# Electronic – Solving this op-amp circuit

circuit analysismathoperational-amplifier

I would appreciate some help solving the following circuit. I've been trying for a very long time and can't get the same answer the book has. I'm trying to get \$V_o \$ in terms of \$I_{os} \$.

The answer is \$V_o = I_{os}R_2 \$ when \$R_3 = R_1 || R_2 \$.

My attempt is simply:

$$V_+ = 0.5 I_{os} R_3 \\ V_- = -0.5 I_{os} R_1 + V_o \frac{R_1}{R_1 + R_2}$$

since \$V_- = V_+ \$,
$$0.5 I_{os} R_3 = -0.5 I_{os} R_1 + V_o \frac{R_1}{R_1 + R_2} \\ V_o = (R_1 + R_2) R_3 I_{os}$$

But this is wrong. Even in the simulation that I conduct, I see that \$R_1\$ has no baring on \$V_o\$. What am I doing wrong?

simulate this circuit – Schematic created using CircuitLab

The answer is actually pretty simple :

Voltage difference between \$V_+\$ and \$V_-\$ is zero. No current flows into the opamps input. Output voltage is the sum of opamp input voltage and voltage across resistor R2. Also, output voltage is dependent on R1.

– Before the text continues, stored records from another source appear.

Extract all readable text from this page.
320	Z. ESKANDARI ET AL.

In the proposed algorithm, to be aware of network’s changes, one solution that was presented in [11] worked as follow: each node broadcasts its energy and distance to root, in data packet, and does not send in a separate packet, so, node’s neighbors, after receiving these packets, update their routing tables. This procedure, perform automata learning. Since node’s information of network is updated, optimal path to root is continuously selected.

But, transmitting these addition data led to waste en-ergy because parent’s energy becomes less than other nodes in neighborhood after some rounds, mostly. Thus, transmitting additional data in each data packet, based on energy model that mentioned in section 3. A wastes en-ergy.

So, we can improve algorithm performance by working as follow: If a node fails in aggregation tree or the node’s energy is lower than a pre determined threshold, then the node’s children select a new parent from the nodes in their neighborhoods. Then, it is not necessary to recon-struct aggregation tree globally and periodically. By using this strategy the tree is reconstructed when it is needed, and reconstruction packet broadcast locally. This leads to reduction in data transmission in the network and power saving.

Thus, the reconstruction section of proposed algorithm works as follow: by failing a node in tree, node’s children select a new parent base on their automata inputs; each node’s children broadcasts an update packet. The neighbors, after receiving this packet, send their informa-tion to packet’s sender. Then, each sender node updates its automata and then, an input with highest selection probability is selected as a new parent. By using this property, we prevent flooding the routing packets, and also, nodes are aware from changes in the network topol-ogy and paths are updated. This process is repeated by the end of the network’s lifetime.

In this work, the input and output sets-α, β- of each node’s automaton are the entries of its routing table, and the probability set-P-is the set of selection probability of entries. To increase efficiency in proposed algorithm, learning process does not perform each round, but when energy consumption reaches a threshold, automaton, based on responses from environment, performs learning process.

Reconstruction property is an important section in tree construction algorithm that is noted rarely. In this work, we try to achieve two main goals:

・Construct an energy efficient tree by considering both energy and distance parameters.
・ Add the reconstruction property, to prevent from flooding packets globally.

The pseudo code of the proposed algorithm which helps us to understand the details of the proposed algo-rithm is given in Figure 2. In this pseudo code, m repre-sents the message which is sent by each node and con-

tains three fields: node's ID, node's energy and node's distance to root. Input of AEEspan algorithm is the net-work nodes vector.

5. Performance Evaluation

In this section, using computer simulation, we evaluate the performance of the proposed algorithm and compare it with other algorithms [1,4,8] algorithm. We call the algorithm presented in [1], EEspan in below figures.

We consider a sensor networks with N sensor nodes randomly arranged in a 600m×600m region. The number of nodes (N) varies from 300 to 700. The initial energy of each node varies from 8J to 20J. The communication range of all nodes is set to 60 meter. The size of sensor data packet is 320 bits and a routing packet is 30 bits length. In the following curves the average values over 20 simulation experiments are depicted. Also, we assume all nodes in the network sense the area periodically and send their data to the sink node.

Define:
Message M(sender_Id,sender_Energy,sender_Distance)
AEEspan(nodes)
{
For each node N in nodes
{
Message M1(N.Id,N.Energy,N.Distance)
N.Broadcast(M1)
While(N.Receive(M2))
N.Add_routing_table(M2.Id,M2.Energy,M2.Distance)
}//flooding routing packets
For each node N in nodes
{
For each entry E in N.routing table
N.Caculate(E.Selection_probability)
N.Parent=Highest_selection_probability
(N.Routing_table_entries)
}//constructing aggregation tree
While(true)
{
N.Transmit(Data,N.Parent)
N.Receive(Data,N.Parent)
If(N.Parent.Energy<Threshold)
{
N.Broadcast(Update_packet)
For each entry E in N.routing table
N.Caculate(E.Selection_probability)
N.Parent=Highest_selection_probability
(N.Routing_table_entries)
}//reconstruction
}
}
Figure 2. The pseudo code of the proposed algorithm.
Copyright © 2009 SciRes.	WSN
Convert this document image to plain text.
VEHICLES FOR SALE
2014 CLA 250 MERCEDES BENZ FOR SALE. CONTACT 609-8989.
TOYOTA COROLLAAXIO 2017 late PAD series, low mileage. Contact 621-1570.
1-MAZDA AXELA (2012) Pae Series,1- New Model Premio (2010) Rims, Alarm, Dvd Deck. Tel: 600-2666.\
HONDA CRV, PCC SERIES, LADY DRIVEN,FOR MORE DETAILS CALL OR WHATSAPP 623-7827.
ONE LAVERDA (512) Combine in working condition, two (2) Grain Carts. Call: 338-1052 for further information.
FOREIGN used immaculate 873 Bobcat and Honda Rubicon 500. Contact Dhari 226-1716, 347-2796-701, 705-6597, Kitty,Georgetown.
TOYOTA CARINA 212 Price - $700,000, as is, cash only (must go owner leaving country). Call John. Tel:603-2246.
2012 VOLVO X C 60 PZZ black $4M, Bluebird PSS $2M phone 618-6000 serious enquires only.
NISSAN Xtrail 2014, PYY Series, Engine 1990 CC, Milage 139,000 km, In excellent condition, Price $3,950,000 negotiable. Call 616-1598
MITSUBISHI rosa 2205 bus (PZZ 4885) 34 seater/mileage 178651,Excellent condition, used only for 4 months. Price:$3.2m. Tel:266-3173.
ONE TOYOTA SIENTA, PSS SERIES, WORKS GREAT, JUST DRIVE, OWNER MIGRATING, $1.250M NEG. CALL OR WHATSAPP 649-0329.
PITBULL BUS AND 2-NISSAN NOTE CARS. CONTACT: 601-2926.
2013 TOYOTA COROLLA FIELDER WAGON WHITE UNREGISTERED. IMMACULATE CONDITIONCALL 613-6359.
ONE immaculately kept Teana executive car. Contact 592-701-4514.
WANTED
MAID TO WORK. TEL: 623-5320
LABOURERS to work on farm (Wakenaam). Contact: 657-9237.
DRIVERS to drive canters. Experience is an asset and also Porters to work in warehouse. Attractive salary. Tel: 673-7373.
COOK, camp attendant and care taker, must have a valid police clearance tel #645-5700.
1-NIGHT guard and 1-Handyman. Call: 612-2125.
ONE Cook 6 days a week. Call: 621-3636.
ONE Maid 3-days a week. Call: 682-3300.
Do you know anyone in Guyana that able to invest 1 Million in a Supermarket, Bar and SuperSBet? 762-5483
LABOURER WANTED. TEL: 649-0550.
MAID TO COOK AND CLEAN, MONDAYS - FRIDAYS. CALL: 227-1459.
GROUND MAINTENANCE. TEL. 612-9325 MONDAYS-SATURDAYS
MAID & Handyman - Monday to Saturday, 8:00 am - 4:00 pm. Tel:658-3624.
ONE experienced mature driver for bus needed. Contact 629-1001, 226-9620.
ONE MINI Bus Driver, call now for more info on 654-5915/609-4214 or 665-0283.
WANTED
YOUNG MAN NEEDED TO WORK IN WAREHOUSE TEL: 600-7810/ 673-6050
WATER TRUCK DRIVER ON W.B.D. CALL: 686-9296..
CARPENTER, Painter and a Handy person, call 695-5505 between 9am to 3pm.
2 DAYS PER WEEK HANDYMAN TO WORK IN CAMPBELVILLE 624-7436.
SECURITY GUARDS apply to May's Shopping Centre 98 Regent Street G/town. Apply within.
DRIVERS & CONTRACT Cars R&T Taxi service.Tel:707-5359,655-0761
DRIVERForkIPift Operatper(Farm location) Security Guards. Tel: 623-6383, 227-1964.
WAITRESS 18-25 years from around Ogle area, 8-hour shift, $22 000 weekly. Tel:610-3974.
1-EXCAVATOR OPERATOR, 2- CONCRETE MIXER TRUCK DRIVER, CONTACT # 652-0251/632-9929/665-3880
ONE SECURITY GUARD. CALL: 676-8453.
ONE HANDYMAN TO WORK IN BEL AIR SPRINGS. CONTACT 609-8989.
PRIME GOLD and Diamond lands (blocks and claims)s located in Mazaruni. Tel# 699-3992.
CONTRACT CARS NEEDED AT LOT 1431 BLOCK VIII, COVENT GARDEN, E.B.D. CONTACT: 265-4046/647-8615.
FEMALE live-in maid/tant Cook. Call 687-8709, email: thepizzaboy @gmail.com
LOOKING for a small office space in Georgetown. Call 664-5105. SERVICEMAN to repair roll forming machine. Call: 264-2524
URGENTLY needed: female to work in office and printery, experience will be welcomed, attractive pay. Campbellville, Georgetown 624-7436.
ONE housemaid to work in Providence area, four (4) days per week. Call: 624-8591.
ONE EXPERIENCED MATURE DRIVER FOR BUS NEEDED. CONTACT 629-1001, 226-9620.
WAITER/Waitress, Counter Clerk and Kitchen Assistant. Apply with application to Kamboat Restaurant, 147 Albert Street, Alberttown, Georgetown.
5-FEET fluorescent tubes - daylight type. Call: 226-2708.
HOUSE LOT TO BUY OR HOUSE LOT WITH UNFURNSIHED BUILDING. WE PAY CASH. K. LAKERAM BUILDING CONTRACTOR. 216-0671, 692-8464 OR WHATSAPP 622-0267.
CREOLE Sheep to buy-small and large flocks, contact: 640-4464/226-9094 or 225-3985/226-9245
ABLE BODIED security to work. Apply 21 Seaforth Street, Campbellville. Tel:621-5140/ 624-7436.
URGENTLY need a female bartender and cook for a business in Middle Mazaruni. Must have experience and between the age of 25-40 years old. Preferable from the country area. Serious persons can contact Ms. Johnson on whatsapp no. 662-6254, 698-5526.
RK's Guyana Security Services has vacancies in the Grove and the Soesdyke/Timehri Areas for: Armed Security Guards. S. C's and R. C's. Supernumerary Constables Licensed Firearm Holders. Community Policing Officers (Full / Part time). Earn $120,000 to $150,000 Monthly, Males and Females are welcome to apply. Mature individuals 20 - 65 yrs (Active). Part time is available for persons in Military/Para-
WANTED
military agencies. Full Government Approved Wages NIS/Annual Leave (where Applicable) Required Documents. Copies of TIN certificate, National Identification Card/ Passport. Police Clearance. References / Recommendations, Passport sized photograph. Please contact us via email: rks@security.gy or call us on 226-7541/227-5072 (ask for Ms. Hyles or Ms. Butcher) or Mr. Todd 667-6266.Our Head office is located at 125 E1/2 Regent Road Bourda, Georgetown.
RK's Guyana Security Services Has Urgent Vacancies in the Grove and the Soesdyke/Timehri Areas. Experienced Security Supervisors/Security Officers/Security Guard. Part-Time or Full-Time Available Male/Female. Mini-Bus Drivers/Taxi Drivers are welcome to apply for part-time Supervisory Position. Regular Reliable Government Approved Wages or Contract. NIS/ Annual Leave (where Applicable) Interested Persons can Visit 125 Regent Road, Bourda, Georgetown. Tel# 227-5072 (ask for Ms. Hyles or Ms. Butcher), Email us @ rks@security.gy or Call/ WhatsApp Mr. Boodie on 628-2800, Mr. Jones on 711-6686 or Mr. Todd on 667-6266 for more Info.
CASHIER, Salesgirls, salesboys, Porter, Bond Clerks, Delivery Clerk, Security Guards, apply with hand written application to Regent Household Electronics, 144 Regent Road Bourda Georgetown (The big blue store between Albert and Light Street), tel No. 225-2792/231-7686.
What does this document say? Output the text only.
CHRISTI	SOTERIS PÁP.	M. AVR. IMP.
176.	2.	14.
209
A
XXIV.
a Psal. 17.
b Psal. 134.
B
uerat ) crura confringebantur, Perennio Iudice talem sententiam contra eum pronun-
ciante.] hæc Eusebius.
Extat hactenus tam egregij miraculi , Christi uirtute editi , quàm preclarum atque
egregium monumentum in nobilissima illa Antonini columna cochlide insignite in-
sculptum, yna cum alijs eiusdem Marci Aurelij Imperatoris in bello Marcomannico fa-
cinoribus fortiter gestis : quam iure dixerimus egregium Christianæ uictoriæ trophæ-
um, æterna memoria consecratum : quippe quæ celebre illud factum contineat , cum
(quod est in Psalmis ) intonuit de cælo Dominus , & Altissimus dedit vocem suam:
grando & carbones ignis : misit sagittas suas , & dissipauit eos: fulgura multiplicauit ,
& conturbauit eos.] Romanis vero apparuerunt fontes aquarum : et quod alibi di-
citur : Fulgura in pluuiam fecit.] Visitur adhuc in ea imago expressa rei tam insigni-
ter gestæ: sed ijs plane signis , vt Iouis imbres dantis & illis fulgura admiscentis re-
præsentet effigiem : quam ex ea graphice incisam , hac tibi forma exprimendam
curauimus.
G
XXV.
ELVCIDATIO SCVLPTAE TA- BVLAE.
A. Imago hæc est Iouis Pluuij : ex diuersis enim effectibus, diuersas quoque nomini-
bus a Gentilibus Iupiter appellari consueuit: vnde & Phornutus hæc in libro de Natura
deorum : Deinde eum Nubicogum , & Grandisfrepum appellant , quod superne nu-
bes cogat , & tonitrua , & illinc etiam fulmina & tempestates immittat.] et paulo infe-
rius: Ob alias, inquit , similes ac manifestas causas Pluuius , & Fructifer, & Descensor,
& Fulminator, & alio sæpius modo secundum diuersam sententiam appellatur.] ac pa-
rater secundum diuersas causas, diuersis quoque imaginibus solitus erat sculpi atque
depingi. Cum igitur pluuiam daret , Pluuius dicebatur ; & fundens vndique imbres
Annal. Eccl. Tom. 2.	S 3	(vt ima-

*NOTE: Ix is the current source between the two input pins. If your source is 0.5Ios, simply substitute the Ix with 0 5Ios. Thanks goes to Andy_aka who caught my nomenclature mistake.*

Thus:

\$V_+ = R_3 * I_{X}\$

\$V_- = V_+\$

\$I_1 = V_+\ / R_1 \$

\$I_2 = I_1 + I_{X}\$

\$V_{R2} = R_2 * I_2\$

\$V_O = V_{R2} + V_{R3}\$

or

\$V_O = I_{X} * (R_3 + R_2 + R_3 * R_2 / R_1)\$